Maria looked up from a pile of books and leaflets, her expression both amused and knowing. Richard must be here to discuss ‘work plans’ again. That always sent her father scurrying back inside, rummaging through notes and letters in search of a job, any job, for the English boy to do. It would have to be one that kept him out of the sun, Maria thought to herself as she caught sight of his bright red cheeks.

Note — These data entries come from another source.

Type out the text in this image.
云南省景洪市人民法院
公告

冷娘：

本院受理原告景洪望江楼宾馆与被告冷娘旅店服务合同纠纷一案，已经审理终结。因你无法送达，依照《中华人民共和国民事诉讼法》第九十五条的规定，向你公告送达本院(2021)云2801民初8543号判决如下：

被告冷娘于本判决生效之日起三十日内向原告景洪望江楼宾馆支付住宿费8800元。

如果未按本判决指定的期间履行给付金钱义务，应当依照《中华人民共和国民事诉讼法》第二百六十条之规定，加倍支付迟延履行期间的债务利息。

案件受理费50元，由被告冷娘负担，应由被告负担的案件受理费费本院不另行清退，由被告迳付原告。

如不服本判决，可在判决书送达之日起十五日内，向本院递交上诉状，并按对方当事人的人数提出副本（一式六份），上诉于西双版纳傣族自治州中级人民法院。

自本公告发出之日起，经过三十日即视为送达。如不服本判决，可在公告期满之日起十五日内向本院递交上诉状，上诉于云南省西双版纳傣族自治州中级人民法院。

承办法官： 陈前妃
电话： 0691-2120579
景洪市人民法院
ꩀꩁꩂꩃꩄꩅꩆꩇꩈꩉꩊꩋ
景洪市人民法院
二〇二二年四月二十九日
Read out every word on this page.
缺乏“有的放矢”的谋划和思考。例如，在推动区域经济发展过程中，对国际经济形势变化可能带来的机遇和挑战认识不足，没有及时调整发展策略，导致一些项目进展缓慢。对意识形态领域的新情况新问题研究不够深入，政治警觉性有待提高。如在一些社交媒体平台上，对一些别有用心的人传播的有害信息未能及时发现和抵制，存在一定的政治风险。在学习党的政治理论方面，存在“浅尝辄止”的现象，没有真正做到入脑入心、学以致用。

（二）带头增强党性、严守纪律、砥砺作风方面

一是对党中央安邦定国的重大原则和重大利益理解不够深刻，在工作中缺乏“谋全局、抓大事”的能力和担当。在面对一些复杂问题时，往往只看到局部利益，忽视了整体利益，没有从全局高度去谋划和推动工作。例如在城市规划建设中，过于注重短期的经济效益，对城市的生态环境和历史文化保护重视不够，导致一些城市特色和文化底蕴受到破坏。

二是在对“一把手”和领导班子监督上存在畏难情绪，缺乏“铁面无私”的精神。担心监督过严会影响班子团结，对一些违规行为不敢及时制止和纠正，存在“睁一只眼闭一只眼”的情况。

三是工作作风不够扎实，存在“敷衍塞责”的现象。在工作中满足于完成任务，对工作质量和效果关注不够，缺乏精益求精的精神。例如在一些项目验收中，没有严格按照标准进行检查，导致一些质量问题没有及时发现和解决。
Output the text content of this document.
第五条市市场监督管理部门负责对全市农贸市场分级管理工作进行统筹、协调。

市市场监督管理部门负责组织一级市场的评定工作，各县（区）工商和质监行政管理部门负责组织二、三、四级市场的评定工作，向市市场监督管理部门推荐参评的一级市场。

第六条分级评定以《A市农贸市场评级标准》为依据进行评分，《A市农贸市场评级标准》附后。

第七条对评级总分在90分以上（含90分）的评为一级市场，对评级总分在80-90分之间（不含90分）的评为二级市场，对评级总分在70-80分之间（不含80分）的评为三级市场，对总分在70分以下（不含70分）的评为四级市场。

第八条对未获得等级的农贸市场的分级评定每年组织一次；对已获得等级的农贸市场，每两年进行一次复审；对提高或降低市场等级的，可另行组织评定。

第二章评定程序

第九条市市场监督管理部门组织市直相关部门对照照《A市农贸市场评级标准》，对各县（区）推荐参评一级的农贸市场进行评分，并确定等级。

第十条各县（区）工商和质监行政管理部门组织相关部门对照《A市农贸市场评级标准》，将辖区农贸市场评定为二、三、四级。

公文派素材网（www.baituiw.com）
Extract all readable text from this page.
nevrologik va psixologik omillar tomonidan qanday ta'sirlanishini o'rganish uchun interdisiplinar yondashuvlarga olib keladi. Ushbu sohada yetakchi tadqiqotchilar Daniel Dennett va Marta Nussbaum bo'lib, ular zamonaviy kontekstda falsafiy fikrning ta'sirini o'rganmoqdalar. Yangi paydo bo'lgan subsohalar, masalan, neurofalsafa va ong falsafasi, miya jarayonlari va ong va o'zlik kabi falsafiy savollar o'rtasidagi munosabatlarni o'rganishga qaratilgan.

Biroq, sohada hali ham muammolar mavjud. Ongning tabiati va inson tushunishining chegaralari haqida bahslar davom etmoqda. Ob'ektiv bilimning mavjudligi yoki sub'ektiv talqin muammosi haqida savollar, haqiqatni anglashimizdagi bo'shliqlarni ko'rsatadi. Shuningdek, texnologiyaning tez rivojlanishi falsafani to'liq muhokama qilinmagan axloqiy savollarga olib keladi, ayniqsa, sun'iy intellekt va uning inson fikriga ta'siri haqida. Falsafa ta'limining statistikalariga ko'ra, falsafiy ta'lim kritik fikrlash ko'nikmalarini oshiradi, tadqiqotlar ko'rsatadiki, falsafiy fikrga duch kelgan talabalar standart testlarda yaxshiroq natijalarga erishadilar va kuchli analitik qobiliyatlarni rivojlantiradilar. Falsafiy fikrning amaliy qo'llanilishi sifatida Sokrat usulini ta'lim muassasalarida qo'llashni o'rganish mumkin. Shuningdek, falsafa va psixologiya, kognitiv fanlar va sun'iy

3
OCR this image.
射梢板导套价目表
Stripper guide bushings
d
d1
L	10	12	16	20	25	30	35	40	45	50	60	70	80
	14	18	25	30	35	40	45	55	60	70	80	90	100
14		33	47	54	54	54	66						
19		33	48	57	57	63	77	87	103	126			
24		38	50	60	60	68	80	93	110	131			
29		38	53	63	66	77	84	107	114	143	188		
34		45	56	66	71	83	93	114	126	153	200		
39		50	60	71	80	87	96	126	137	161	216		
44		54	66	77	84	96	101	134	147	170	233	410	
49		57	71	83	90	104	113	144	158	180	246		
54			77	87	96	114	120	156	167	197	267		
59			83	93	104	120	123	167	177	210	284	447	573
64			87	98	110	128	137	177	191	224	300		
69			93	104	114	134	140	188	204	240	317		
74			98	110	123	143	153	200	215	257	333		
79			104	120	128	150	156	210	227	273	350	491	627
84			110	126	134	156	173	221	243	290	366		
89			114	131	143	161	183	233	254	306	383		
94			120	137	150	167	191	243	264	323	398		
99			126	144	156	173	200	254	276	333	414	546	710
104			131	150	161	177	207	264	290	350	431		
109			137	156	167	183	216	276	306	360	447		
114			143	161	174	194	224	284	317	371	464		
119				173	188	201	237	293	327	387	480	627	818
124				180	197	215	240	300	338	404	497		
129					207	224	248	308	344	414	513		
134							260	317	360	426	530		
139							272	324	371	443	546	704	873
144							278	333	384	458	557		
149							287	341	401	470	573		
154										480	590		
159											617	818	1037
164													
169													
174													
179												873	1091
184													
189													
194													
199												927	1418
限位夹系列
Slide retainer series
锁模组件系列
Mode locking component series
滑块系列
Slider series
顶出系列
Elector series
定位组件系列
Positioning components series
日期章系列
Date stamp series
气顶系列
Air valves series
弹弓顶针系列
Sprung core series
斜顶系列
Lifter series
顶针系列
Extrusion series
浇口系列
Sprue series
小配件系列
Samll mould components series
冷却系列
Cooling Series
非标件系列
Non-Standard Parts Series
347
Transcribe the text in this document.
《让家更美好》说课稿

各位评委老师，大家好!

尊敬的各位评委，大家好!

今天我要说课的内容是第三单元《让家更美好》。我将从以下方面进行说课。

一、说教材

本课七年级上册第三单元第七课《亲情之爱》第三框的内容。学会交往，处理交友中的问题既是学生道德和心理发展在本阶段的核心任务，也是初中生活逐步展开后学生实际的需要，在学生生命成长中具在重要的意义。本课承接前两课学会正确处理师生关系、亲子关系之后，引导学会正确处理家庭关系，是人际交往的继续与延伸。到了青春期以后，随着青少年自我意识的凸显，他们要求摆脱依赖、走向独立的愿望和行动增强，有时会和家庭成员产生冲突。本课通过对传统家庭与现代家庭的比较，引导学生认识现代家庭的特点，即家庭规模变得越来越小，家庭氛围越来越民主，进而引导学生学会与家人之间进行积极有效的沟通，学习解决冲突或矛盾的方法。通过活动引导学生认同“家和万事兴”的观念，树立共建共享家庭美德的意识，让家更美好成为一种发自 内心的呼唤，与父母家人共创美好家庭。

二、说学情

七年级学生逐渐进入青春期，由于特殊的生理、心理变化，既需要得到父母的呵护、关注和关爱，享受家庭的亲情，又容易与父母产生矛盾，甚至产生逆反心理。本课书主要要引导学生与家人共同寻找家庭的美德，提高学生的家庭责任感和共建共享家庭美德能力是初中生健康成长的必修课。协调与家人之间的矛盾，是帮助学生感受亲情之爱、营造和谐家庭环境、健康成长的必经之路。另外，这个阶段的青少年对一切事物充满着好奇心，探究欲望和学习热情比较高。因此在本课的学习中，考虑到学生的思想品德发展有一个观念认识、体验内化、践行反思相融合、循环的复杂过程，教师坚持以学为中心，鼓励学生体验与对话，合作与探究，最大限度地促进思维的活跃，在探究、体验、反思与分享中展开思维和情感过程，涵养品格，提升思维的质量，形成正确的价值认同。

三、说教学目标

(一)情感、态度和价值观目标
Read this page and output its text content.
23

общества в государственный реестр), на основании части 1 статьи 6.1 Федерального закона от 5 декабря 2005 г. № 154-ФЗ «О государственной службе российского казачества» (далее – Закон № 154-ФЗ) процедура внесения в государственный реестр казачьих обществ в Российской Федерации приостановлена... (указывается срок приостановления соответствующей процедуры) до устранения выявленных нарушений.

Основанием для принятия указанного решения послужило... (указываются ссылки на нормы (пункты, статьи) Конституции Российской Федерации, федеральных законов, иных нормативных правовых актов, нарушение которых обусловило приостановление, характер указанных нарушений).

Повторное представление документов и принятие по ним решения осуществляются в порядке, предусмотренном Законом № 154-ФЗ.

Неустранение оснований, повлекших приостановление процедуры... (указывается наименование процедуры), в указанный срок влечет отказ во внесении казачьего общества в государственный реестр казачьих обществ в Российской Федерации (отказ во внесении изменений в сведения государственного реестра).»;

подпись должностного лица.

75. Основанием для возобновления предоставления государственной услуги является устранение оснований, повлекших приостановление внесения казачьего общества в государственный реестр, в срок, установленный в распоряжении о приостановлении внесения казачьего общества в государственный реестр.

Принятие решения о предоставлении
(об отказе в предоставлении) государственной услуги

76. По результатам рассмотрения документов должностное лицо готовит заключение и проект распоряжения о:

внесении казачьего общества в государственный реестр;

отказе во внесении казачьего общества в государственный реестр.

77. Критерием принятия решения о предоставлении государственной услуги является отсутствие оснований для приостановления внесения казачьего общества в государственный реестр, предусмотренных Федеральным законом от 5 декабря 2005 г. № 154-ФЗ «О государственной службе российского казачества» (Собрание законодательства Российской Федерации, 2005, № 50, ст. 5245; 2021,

‘Please, sit,’ she said to him, instinctively pointing towards the chair in the shade.
They nodded at one another. Smiled. Waited.
Maria was the first to break the silence.
‘What’s that you’re reading?’ she asked. Then wished she hadn’t.
‘La vida es sueño by Calderón de la Barca. It’s about free will and destiny. But then,’ Richard said, sizzling up once more, ‘you probably know that.’
Maria had heard of it. She smiled but did not reply. She hoped he would assume she’d read it.